2008 yılında yayınlanan Ortanca Balık, çocuklar için yazdığınız ilk kitaptı. Tudem Edebiyat Ödülleri Gülmece Öykü Yarışması’nda, Yayınevi Özel Ödülü’nü aldınız bu kitapla. Kora ile Kelebek ise Gülten Dayıoğlu Çocuk ve Gençlik Edebiyatı Vakfı İlkgençlik Roman Ödülü’ne layık görüldü. Yarışmaların yazan-çizen kişiler için yeri ve önemi üzerine neler söylersiniz?     

Ortanca Balık’a kadar, hayatında hiç çocuk kitabı yazmamış biri olmanın ötesinde, sürekli “Ben çocuk kitabı yazamam,” diyordum. O yarışmanın ilanında beni cezbeden cümle, “Çocukları güldürün,” oldu. Çünkü ben kendimi öncelikle, mizah yazarı olarak tanımlarım. Çocuk ve gençlik edebiyatı dünyasına, Tudem’in yarışmasıyla adım attım. Yarışmalar, yazarlarla çizerlerin hayatını tamamen değiştirebilir. Hem kendi potansiyellerini keşfetmeleri hem de isimlerini duyurabilmeleri açısından önemli buluyorum.
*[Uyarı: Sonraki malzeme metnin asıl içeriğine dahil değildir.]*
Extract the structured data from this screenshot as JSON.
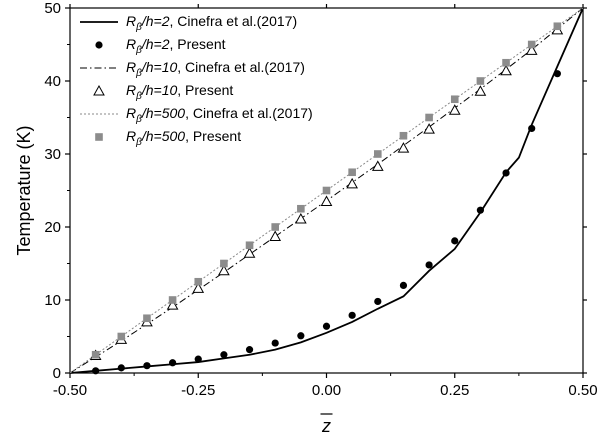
{
  "chart_data": {
    "type": "line",
    "xlabel": "z",
    "ylabel": "Temperature (K)",
    "xlim": [
      -0.5,
      0.5
    ],
    "ylim": [
      0,
      50
    ],
    "x_ticks": [
      "-0.50",
      "-0.25",
      "0.00",
      "0.25",
      "0.50"
    ],
    "x_tick_values": [
      -0.5,
      -0.25,
      0.0,
      0.25,
      0.5
    ],
    "y_ticks": [
      "0",
      "10",
      "20",
      "30",
      "40",
      "50"
    ],
    "y_tick_values": [
      0,
      10,
      20,
      30,
      40,
      50
    ],
    "grid": false,
    "legend_position": "top-left",
    "series": [
      {
        "name_main": "R",
        "name_sub": "β",
        "name_rest": "/h=2",
        "name_tail": ", Cinefra et al.(2017)",
        "style": "line",
        "dash": "solid",
        "color": "#000000",
        "x": [
          -0.5,
          -0.45,
          -0.4,
          -0.35,
          -0.3,
          -0.25,
          -0.2,
          -0.15,
          -0.1,
          -0.05,
          0.0,
          0.05,
          0.1,
          0.15,
          0.2,
          0.25,
          0.3,
          0.35,
          0.375,
          0.4,
          0.45,
          0.5
        ],
        "y": [
          0,
          0.3,
          0.6,
          0.9,
          1.2,
          1.5,
          2.0,
          2.5,
          3.2,
          4.2,
          5.5,
          7.0,
          8.8,
          10.5,
          14.0,
          17.0,
          22.0,
          27.5,
          29.5,
          34.0,
          42.0,
          50.0
        ]
      },
      {
        "name_main": "R",
        "name_sub": "β",
        "name_rest": "/h=2",
        "name_tail": ", Present",
        "style": "marker",
        "marker": "filled-circle",
        "color": "#000000",
        "x": [
          -0.45,
          -0.4,
          -0.35,
          -0.3,
          -0.25,
          -0.2,
          -0.15,
          -0.1,
          -0.05,
          0.0,
          0.05,
          0.1,
          0.15,
          0.2,
          0.25,
          0.3,
          0.35,
          0.4,
          0.45
        ],
        "y": [
          0.3,
          0.7,
          1.0,
          1.4,
          1.9,
          2.5,
          3.2,
          4.1,
          5.1,
          6.4,
          7.9,
          9.8,
          12.0,
          14.8,
          18.1,
          22.3,
          27.4,
          33.5,
          41.0
        ]
      },
      {
        "name_main": "R",
        "name_sub": "β",
        "name_rest": "/h=10",
        "name_tail": ", Cinefra et al.(2017)",
        "style": "line",
        "dash": "dashdot",
        "color": "#000000",
        "x": [
          -0.5,
          -0.4,
          -0.3,
          -0.2,
          -0.1,
          0.0,
          0.1,
          0.2,
          0.3,
          0.4,
          0.5
        ],
        "y": [
          0,
          4.4,
          9.0,
          13.8,
          18.7,
          23.6,
          28.6,
          33.7,
          38.9,
          44.3,
          50.0
        ]
      },
      {
        "name_main": "R",
        "name_sub": "β",
        "name_rest": "/h=10",
        "name_tail": ", Present",
        "style": "marker",
        "marker": "open-triangle",
        "color": "#000000",
        "x": [
          -0.45,
          -0.4,
          -0.35,
          -0.3,
          -0.25,
          -0.2,
          -0.15,
          -0.1,
          -0.05,
          0.0,
          0.05,
          0.1,
          0.15,
          0.2,
          0.25,
          0.3,
          0.35,
          0.4,
          0.45
        ],
        "y": [
          2.4,
          4.6,
          7.0,
          9.3,
          11.6,
          14.0,
          16.4,
          18.7,
          21.1,
          23.5,
          25.9,
          28.3,
          30.8,
          33.4,
          36.0,
          38.6,
          41.4,
          44.2,
          47.0
        ]
      },
      {
        "name_main": "R",
        "name_sub": "β",
        "name_rest": "/h=500",
        "name_tail": ", Cinefra et al.(2017)",
        "style": "line",
        "dash": "dotted",
        "color": "#888888",
        "x": [
          -0.5,
          -0.4,
          -0.3,
          -0.2,
          -0.1,
          0.0,
          0.1,
          0.2,
          0.3,
          0.4,
          0.5
        ],
        "y": [
          0,
          5.0,
          10.0,
          15.0,
          20.0,
          25.0,
          30.0,
          35.0,
          40.0,
          45.0,
          50.0
        ]
      },
      {
        "name_main": "R",
        "name_sub": "β",
        "name_rest": "/h=500",
        "name_tail": ", Present",
        "style": "marker",
        "marker": "filled-square",
        "color": "#8c8c8c",
        "x": [
          -0.45,
          -0.4,
          -0.35,
          -0.3,
          -0.25,
          -0.2,
          -0.15,
          -0.1,
          -0.05,
          0.0,
          0.05,
          0.1,
          0.15,
          0.2,
          0.25,
          0.3,
          0.35,
          0.4,
          0.45
        ],
        "y": [
          2.5,
          5.0,
          7.5,
          10.0,
          12.5,
          15.0,
          17.5,
          20.0,
          22.5,
          25.0,
          27.5,
          30.0,
          32.5,
          35.0,
          37.5,
          40.0,
          42.5,
          45.0,
          47.5
        ]
      }
    ]
  }
}
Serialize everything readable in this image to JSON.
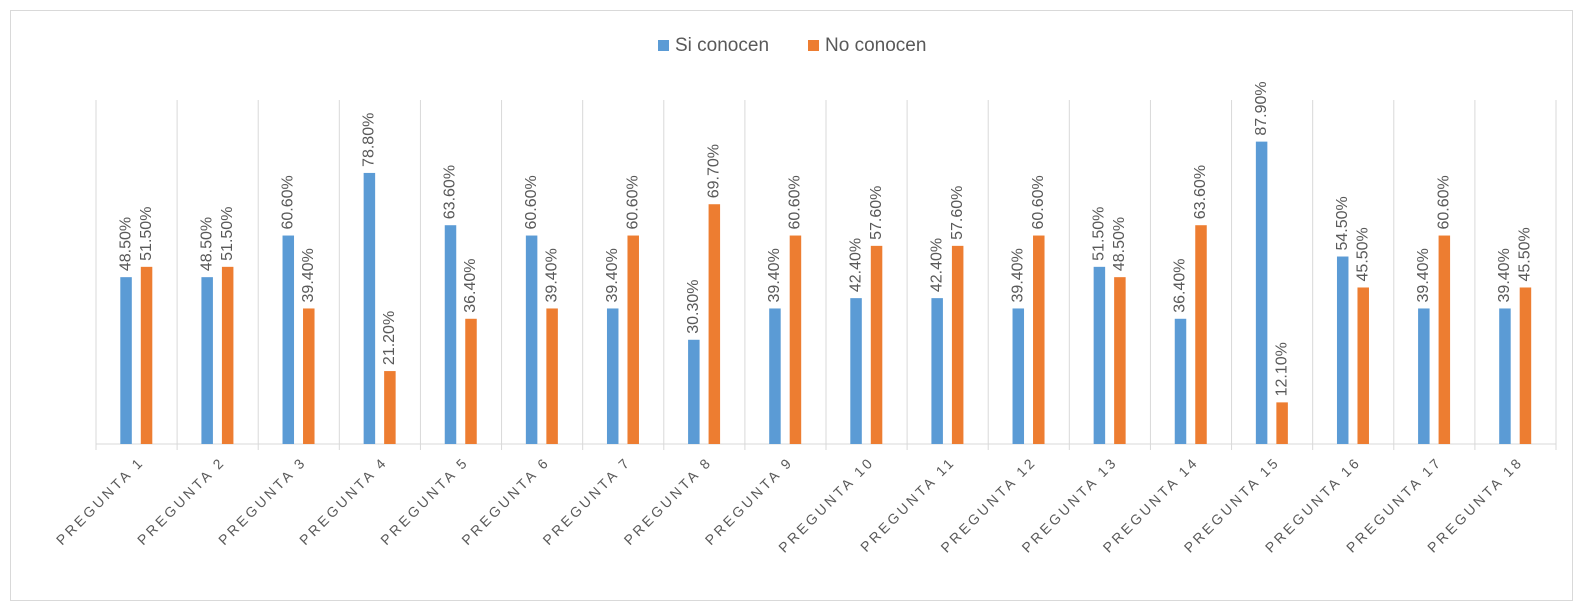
{
  "chart_data": {
    "type": "bar",
    "categories": [
      "PREGUNTA 1",
      "PREGUNTA 2",
      "PREGUNTA 3",
      "PREGUNTA 4",
      "PREGUNTA 5",
      "PREGUNTA 6",
      "PREGUNTA 7",
      "PREGUNTA 8",
      "PREGUNTA 9",
      "PREGUNTA 10",
      "PREGUNTA 11",
      "PREGUNTA 12",
      "PREGUNTA 13",
      "PREGUNTA 14",
      "PREGUNTA 15",
      "PREGUNTA 16",
      "PREGUNTA 17",
      "PREGUNTA 18"
    ],
    "series": [
      {
        "name": "Si conocen",
        "color": "#5b9bd5",
        "values": [
          48.5,
          48.5,
          60.6,
          78.8,
          63.6,
          60.6,
          39.4,
          30.3,
          39.4,
          42.4,
          42.4,
          39.4,
          51.5,
          36.4,
          87.9,
          54.5,
          39.4,
          39.4
        ],
        "value_labels": [
          "48.50%",
          "48.50%",
          "60.60%",
          "78.80%",
          "63.60%",
          "60.60%",
          "39.40%",
          "30.30%",
          "39.40%",
          "42.40%",
          "42.40%",
          "39.40%",
          "51.50%",
          "36.40%",
          "87.90%",
          "54.50%",
          "39.40%",
          "39.40%"
        ]
      },
      {
        "name": "No conocen",
        "color": "#ed7d31",
        "values": [
          51.5,
          51.5,
          39.4,
          21.2,
          36.4,
          39.4,
          60.6,
          69.7,
          60.6,
          57.6,
          57.6,
          60.6,
          48.5,
          63.6,
          12.1,
          45.5,
          60.6,
          45.5
        ],
        "value_labels": [
          "51.50%",
          "51.50%",
          "39.40%",
          "21.20%",
          "36.40%",
          "39.40%",
          "60.60%",
          "69.70%",
          "60.60%",
          "57.60%",
          "57.60%",
          "60.60%",
          "48.50%",
          "63.60%",
          "12.10%",
          "45.50%",
          "60.60%",
          "45.50%"
        ]
      }
    ],
    "ylim": [
      0,
      100
    ],
    "legend": "top"
  }
}
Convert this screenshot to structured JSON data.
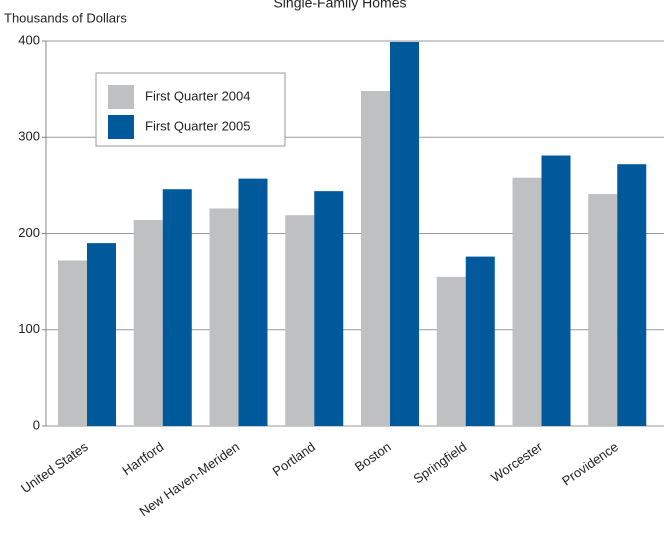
{
  "chart_data": {
    "type": "bar",
    "title": "Single-Family Homes",
    "y_label": "Thousands of Dollars",
    "categories": [
      "United States",
      "Hartford",
      "New Haven-Meriden",
      "Portland",
      "Boston",
      "Springfield",
      "Worcester",
      "Providence"
    ],
    "series": [
      {
        "name": "First Quarter 2004",
        "color": "#bfc0c2",
        "values": [
          172,
          214,
          226,
          219,
          348,
          155,
          258,
          241
        ]
      },
      {
        "name": "First Quarter 2005",
        "color": "#00599a",
        "values": [
          190,
          246,
          257,
          244,
          399,
          176,
          281,
          272
        ]
      }
    ],
    "ylim": [
      0,
      400
    ],
    "yticks": [
      0,
      100,
      200,
      300,
      400
    ],
    "grid": true,
    "legend": "upper left"
  }
}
Sen de Oku serisinden çıkan Çok İlginç Bir Haberim Var adlı kitabınız, haber ve habercilikle ilgili ipuçları sunuyor çocuklara. Gazeteci kahramanların yer aldığı, habercilikle ilgili çocuk kitapları medya okuryazarlığı, eleştirel düşünme açısından çocuklara yön gösteren kitaplar. Habercilikle ilgili kurgusal çocuk kitaplarının, çocuklar üzerindeki etkisi üzerine ne düşünüyorsunuz?      

İpuçlarını birleştirip sırları sayfalardaki karakterlerle birlikte çözmek, çocukların en sevdiği kurgulardan. Ben de çocukken Gizli Yediler’i öyle bir heyecanla okurdum. Parolaları, rozetleri, gizli toplantı yerlerinin olması bana büyüleyici gelirdi. Onlar da minik gazeteciler gibi çalışırdı. Böyle kitaplar kesinlikle çocukların ilgisini çekiyor. Hatta meslek seçimlerinde bile onlara yol gösterebilir. Yeter ki heyecan dolu ve eğlenceli hikâyeler olsun.

Su Günlükleri, Sevgili Hiç Tanımadığım Çocuk gibi seri kitaplar da yazdınız. Yazar açısından seri kitaplar yazmanın avantajları ve dezavantajları üzerine konuşabilir miyiz?       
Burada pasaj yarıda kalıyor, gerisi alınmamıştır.